Você veio me dizer de forma toda poética que o seu maior prazer era admirar a minha estética. E confesso não ter entendido absolutamente nada da sua profética, mas mulher tem sexto sentido, e eu te falei de maneira sintética que jamais sairia contigo. Eis que, então, você me demitiu por injusta causa e eu, me enchendo de raiva, para não te mandar para aquele lugar que ninguém nunca viu, resolvi dar uma pausa – sim, meu pobre cérebro refletiu. Consultei um dicionário para enriquecer o meu vocabulário e responder à altura do que você me falou, galanteador feito um canário, mas tão ofensivo e ordinário. Agora, escuta aqui, sua besta patética, antes de se gabar da sua hermética, você deve aprender a respeitar suas funcionárias frenéticas que tanto trabalham em seu lugar. Enquanto você viaja pelas europas e soviéticas, a gente está lá no seu escritório, fazendo o quê?
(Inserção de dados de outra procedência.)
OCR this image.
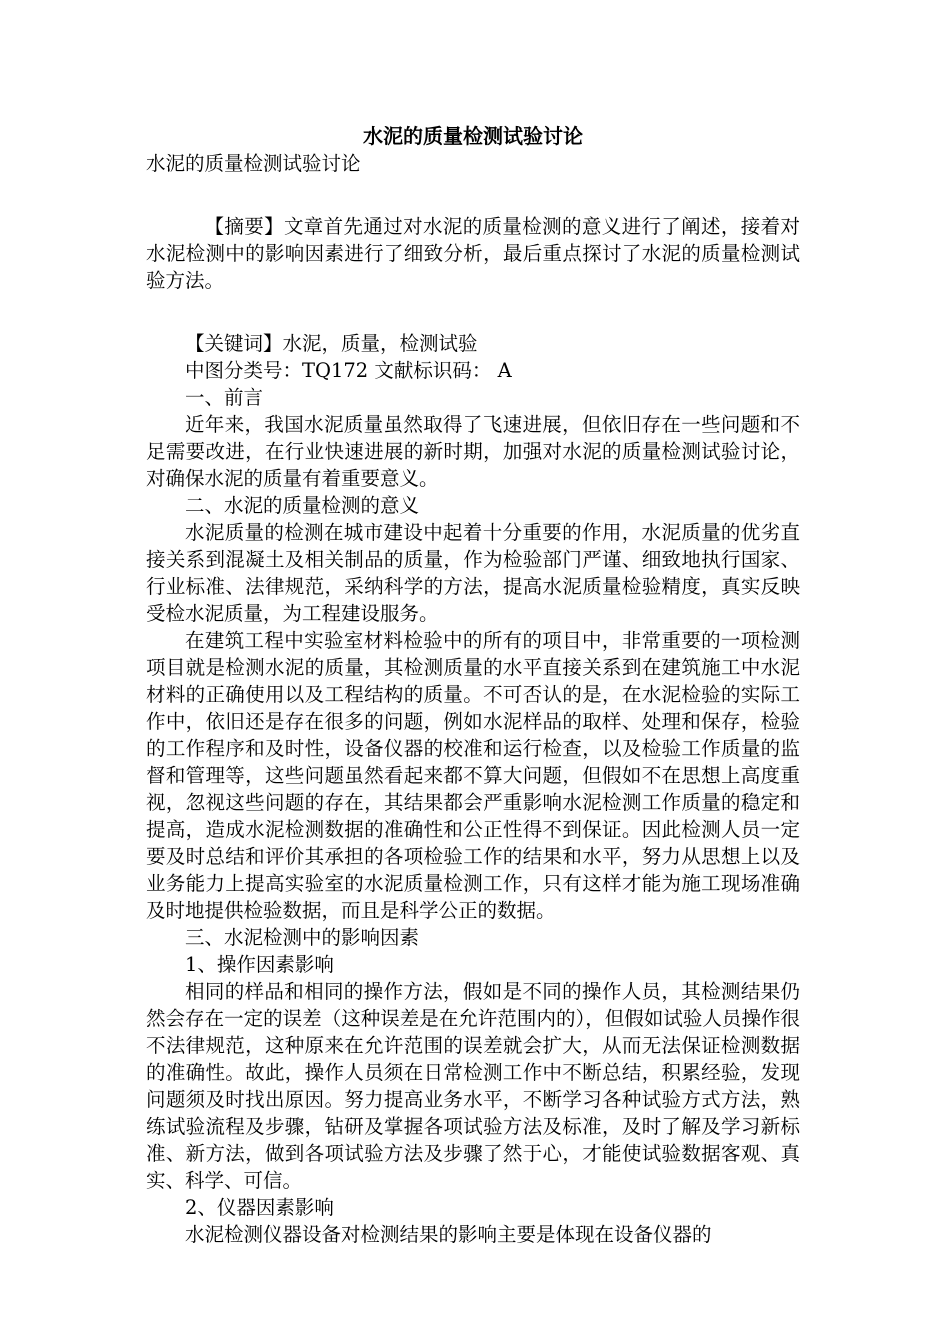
水泥的质量检测试验讨论

水泥的质量检测试验讨论

【摘要】文章首先通过对水泥的质量检测的意义进行了阐述，接着对水泥检测中的影响因素进行了细致分析，最后重点探讨了水泥的质量检测试验方法。

【关键词】水泥，质量，检测试验

中图分类号：TQ172 文献标识码： A

一、前言

近年来，我国水泥质量虽然取得了飞速进展，但依旧存在一些问题和不足需要改进，在行业快速进展的新时期，加强对水泥的质量检测试验讨论，对确保水泥的质量有着重要意义。

二、水泥的质量检测的意义

水泥质量的检测在城市建设中起着十分重要的作用，水泥质量的优劣直接关系到混凝土及相关制品的质量，作为检验部门严谨、细致地执行国家、行业标准、法律规范，采纳科学的方法，提高水泥质量检验精度，真实反映受检水泥质量，为工程建设服务。

在建筑工程中实验室材料检验中的所有的项目中，非常重要的一项检测项目就是检测水泥的质量，其检测质量的水平直接关系到在建筑施工中水泥材料的正确使用以及工程结构的质量。不可否认的是，在水泥检验的实际工作中，依旧还是存在很多的问题，例如水泥样品的取样、处理和保存，检验的工作程序和及时性，设备仪器的校准和运行检查，以及检验工作质量的监督和管理等，这些问题虽然看起来都不算大问题，但假如不在思想上高度重视，忽视这些问题的存在，其结果都会严重影响水泥检测工作质量的稳定和提高，造成水泥检测数据的准确性和公正性得不到保证。因此检测人员一定要及时总结和评价其承担的各项检验工作的结果和水平，努力从思想上以及业务能力上提高实验室的水泥质量检测工作，只有这样才能为施工现场准确及时地提供检验数据，而且是科学公正的数据。

三、水泥检测中的影响因素

1、操作因素影响

相同的样品和相同的操作方法，假如是不同的操作人员，其检测结果仍然会存在一定的误差（这种误差是在允许范围内的），但假如试验人员操作很不法律规范，这种原来在允许范围的误差就会扩大，从而无法保证检测数据的准确性。故此，操作人员须在日常检测工作中不断总结，积累经验，发现问题须及时找出原因。努力提高业务水平，不断学习各种试验方式方法，熟练试验流程及步骤，钻研及掌握各项试验方法及标准，及时了解及学习新标准、新方法，做到各项试验方法及步骤了然于心，才能使试验数据客观、真实、科学、可信。

2、仪器因素影响

水泥检测仪器设备对检测结果的影响主要是体现在设备仪器的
É notório: estamos cibernéticas de tanto digitar, formatar, editar, ocultar e se desculpar por você – nota-se pela minha aparência esquelética. E o senhor tem coragem de me colocar na rua, depois de elogiar minha estrutura atlética, depois de insinuar querer me ver nua? É muita falta de censura! E nem estou analisando faixa etária, até porque sou bem eclética, mas, cá entre nós, com essa sua urticária, nem se eu fosse uma doida epilética. Veja bem, não perdi a compostura como era de se imaginar – você mesmo diz que mulher é muito histérica. Aliás, vou mais além, lembro-me também de ouvi-lo criticar a minha aferética, me subjugar, me caracterizar de aérea. Agora, se me permite retrucar, eu te convido a analisar as coisas de maneira mais eidética – não, não é doença venérea. E para finalizar dialética: vou embora, sim, mas sem me envergonhar. Ao menos a mim não falta ética.